Answer D. None of the above
Multiple lines of evidence suggest that paraphilic interests do change. These include the fact that sex crime rates are dropping, the incidence of sex crimes decreases as people age, and the likelihood that a known high-risk sex offender will ever re-offend decreases the longer the offender does not commit a crime—as well as the self-report of men and women with paraphilic disorders.1 Currently, some approaches seek to change the manner in which sex offenders against children are assessed and treated, even in the face of popular media. One such program leading the way is the Sexual Behaviours Clinic (SBC) at The Royal Ottawa Mental Health Centre. In 2015, the SBC received the top award given by the American Psychiatric Association for “Best Academic Out-patient Clinical Research Program.” In the past 15 years, the known hands-on re-offence rate of sex offenders treated in the SBC has fallen to virtually zero. For more on this topic, see “Pedophilia: Interventions That Work”2 by J. Paul Fedoroff, MD, on which this quiz was based. In his article, Dr Fedoroff explains some of the realities about sex offenders and why psychiatrists should be more optimistic about their patients’ prognoses.

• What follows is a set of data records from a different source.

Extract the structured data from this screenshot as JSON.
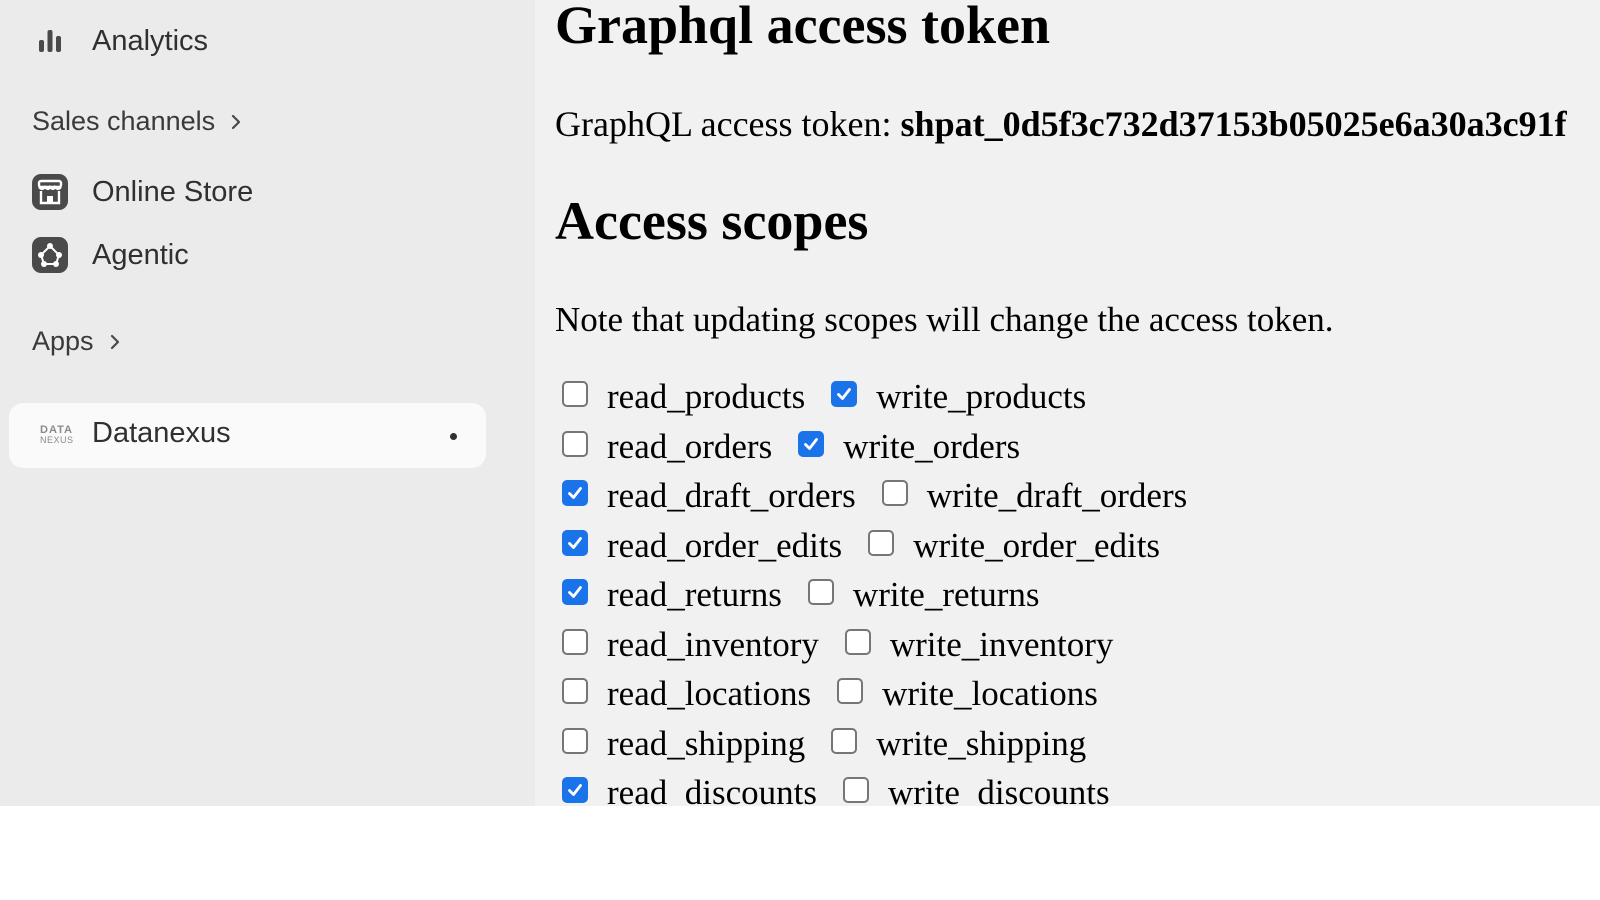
{
  "sidebar": {
    "analytics": {
      "label": "Analytics",
      "icon": "bar-chart-icon"
    },
    "sales_channels": {
      "label": "Sales channels",
      "icon": "chevron-right-icon"
    },
    "online_store": {
      "label": "Online Store",
      "icon": "store-icon"
    },
    "agentic": {
      "label": "Agentic",
      "icon": "agentic-icon"
    },
    "apps": {
      "label": "Apps",
      "icon": "chevron-right-icon"
    },
    "datanexus": {
      "label": "Datanexus",
      "logo_line1": "DATA",
      "logo_line2": "NEXUS",
      "icon": "datanexus-logo"
    }
  },
  "main": {
    "title": "Graphql access token",
    "token_label": "GraphQL access token:",
    "token_value": "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",
    "scopes_title": "Access scopes",
    "note": "Note that updating scopes will change the access token.",
    "scopes": [
      {
        "read": "read_products",
        "read_checked": false,
        "write": "write_products",
        "write_checked": true
      },
      {
        "read": "read_orders",
        "read_checked": false,
        "write": "write_orders",
        "write_checked": true
      },
      {
        "read": "read_draft_orders",
        "read_checked": true,
        "write": "write_draft_orders",
        "write_checked": false
      },
      {
        "read": "read_order_edits",
        "read_checked": true,
        "write": "write_order_edits",
        "write_checked": false
      },
      {
        "read": "read_returns",
        "read_checked": true,
        "write": "write_returns",
        "write_checked": false
      },
      {
        "read": "read_inventory",
        "read_checked": false,
        "write": "write_inventory",
        "write_checked": false
      },
      {
        "read": "read_locations",
        "read_checked": false,
        "write": "write_locations",
        "write_checked": false
      },
      {
        "read": "read_shipping",
        "read_checked": false,
        "write": "write_shipping",
        "write_checked": false
      },
      {
        "read": "read_discounts",
        "read_checked": true,
        "write": "write_discounts",
        "write_checked": false
      }
    ]
  },
  "colors": {
    "sidebar_bg": "#ebebeb",
    "main_bg": "#f1f1f1",
    "checkbox_checked": "#1a73e8"
  }
}
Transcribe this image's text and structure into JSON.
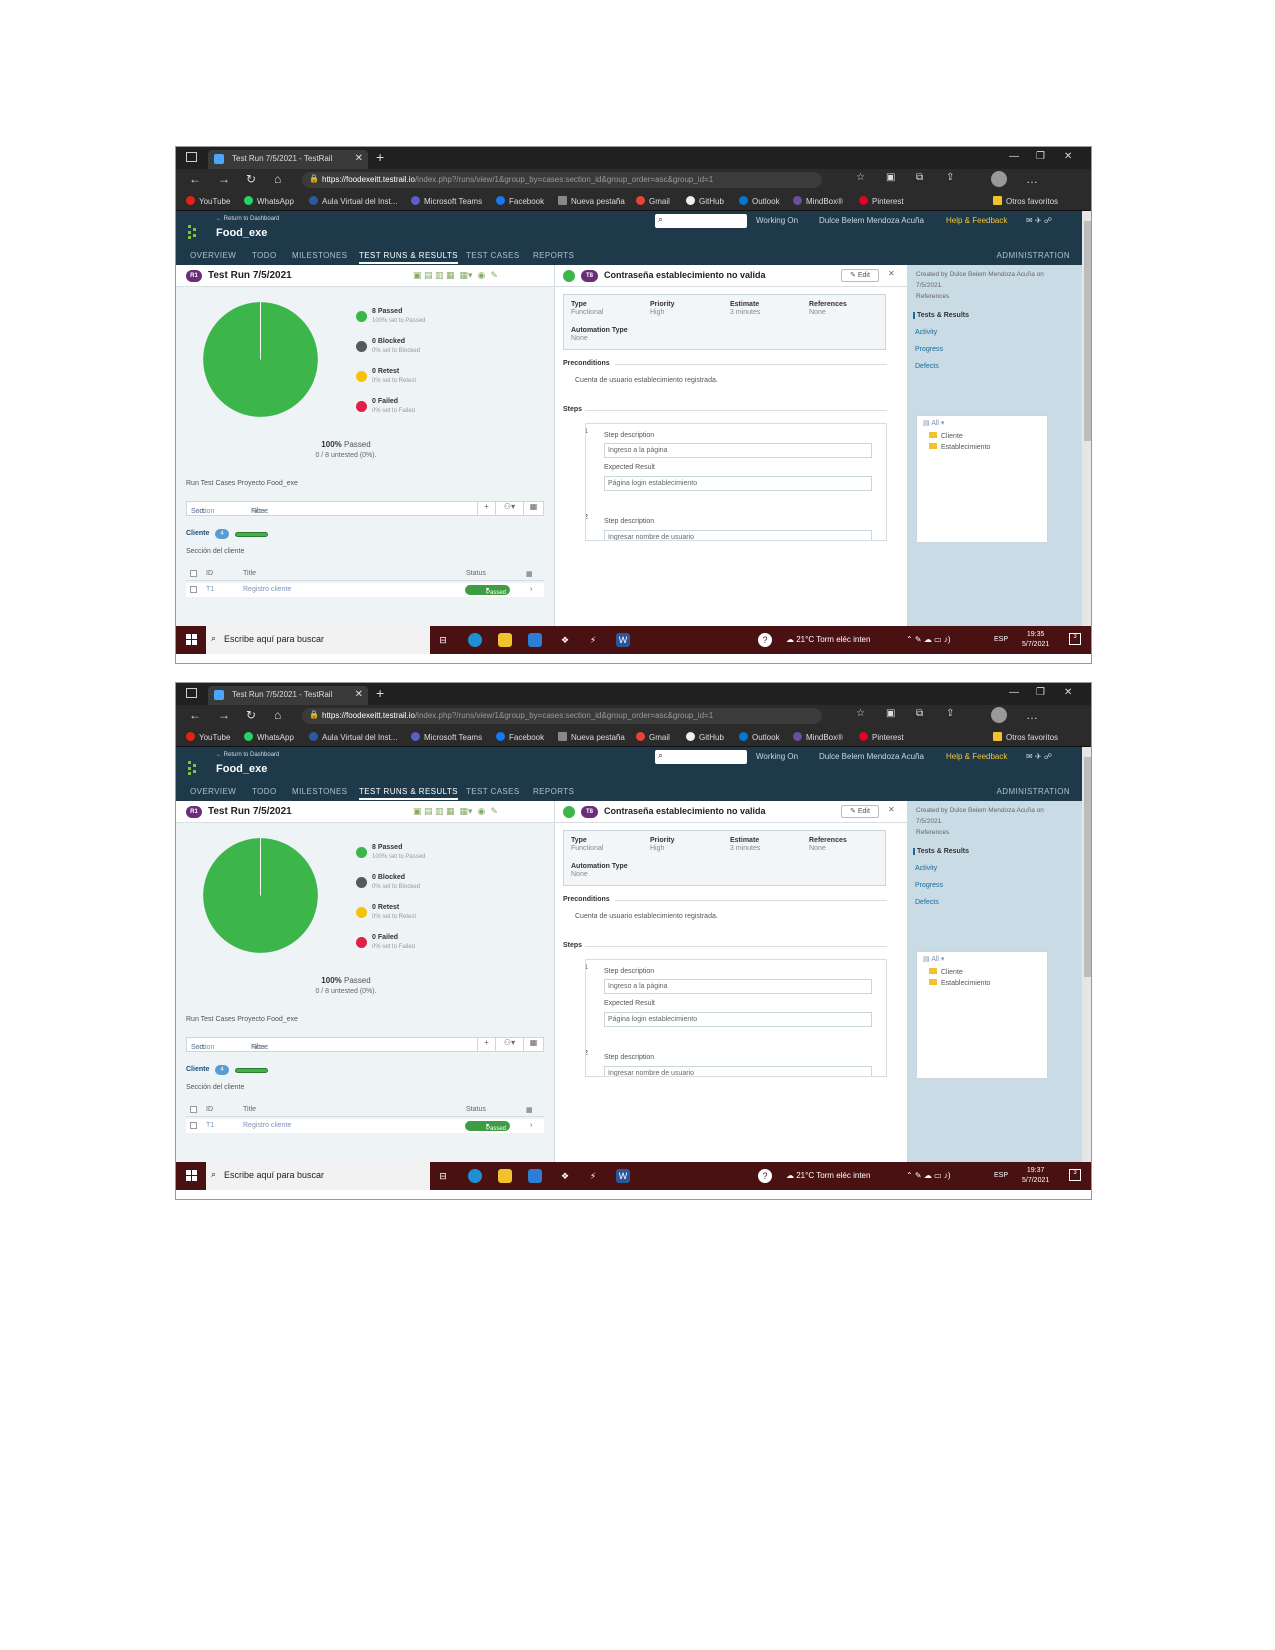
{
  "browser": {
    "tab_title": "Test Run 7/5/2021 - TestRail",
    "url_host": "https://foodexeitt.testrail.io",
    "url_rest": "/index.php?/runs/view/1&group_by=cases:section_id&group_order=asc&group_id=1",
    "bookmarks": [
      "YouTube",
      "WhatsApp",
      "Aula Virtual del Inst...",
      "Microsoft Teams",
      "Facebook",
      "Nueva pestaña",
      "Gmail",
      "GitHub",
      "Outlook",
      "MindBox®",
      "Pinterest"
    ],
    "bookmarks_other": "Otros favoritos"
  },
  "testrail": {
    "back_link": "← Return to Dashboard",
    "project": "Food_exe",
    "working_on": "Working On",
    "user": "Dulce Belem Mendoza Acuña",
    "help": "Help & Feedback",
    "nav": [
      "OVERVIEW",
      "TODO",
      "MILESTONES",
      "TEST RUNS & RESULTS",
      "TEST CASES",
      "REPORTS"
    ],
    "admin": "ADMINISTRATION"
  },
  "run": {
    "badge": "R1",
    "title": "Test Run 7/5/2021",
    "legend": [
      {
        "main": "8 Passed",
        "sub": "100% set to Passed",
        "color": "#3cb54a"
      },
      {
        "main": "0 Blocked",
        "sub": "0% set to Blocked",
        "color": "#555a5e"
      },
      {
        "main": "0 Retest",
        "sub": "0% set to Retest",
        "color": "#f4c20d"
      },
      {
        "main": "0 Failed",
        "sub": "0% set to Failed",
        "color": "#e0204a"
      }
    ],
    "pass_pct": "100%",
    "pass_word": "Passed",
    "untested": "0 / 8 untested (0%).",
    "description": "Run Test Cases Proyecto Food_exe",
    "sort_label": "Sort:",
    "sort_value": "Section",
    "filter_label": "Filter:",
    "filter_value": "None",
    "group": {
      "name": "Cliente",
      "count": "4",
      "description": "Sección del cliente"
    },
    "columns": {
      "id": "ID",
      "title": "Title",
      "status": "Status"
    },
    "row": {
      "id": "T1",
      "title": "Registro cliente",
      "status": "Passed"
    }
  },
  "case": {
    "badge": "T8",
    "title": "Contraseña establecimiento no valida",
    "edit": "Edit",
    "props": {
      "type_label": "Type",
      "type_value": "Functional",
      "priority_label": "Priority",
      "priority_value": "High",
      "estimate_label": "Estimate",
      "estimate_value": "3 minutes",
      "references_label": "References",
      "references_value": "None",
      "automation_label": "Automation Type",
      "automation_value": "None"
    },
    "preconditions_title": "Preconditions",
    "preconditions": "Cuenta de usuario establecimiento registrada.",
    "steps_title": "Steps",
    "steps": [
      {
        "num": "1",
        "desc_label": "Step description",
        "desc": "Ingreso a la página",
        "exp_label": "Expected Result",
        "expected": "Página login establecimiento"
      },
      {
        "num": "2",
        "desc_label": "Step description",
        "desc": "Ingresar nombre de usuario"
      }
    ]
  },
  "sidebar": {
    "created": "Created by Dulce Belem Mendoza Acuña on 7/5/2021.",
    "references": "References",
    "links": [
      "Tests & Results",
      "Activity",
      "Progress",
      "Defects"
    ],
    "tree_all": "All",
    "tree_items": [
      "Cliente",
      "Establecimiento"
    ]
  },
  "taskbar": {
    "search": "Escribe aquí para buscar",
    "weather": "21°C  Torm eléc inten",
    "lang": "ESP",
    "date": "5/7/2021",
    "time_1": "19:35",
    "time_2": "19:37",
    "notif": "3"
  }
}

This quiz article was originally posted on 8/16/2016 and has since been updated.
1. Fedoroff JP. Managing versus successfully treating paraphilic disorders: the paradigm is changing. In: Levine CB, Althof SE, eds. Handbook of Clinical Sexuality for Mental Health Professionals. New York: Taylor and Francis; 2016:345-361.
2. Fedoroff JP. Pedophilia: interventions that work. Psychiatric Times. 2016;32(7): 39-41.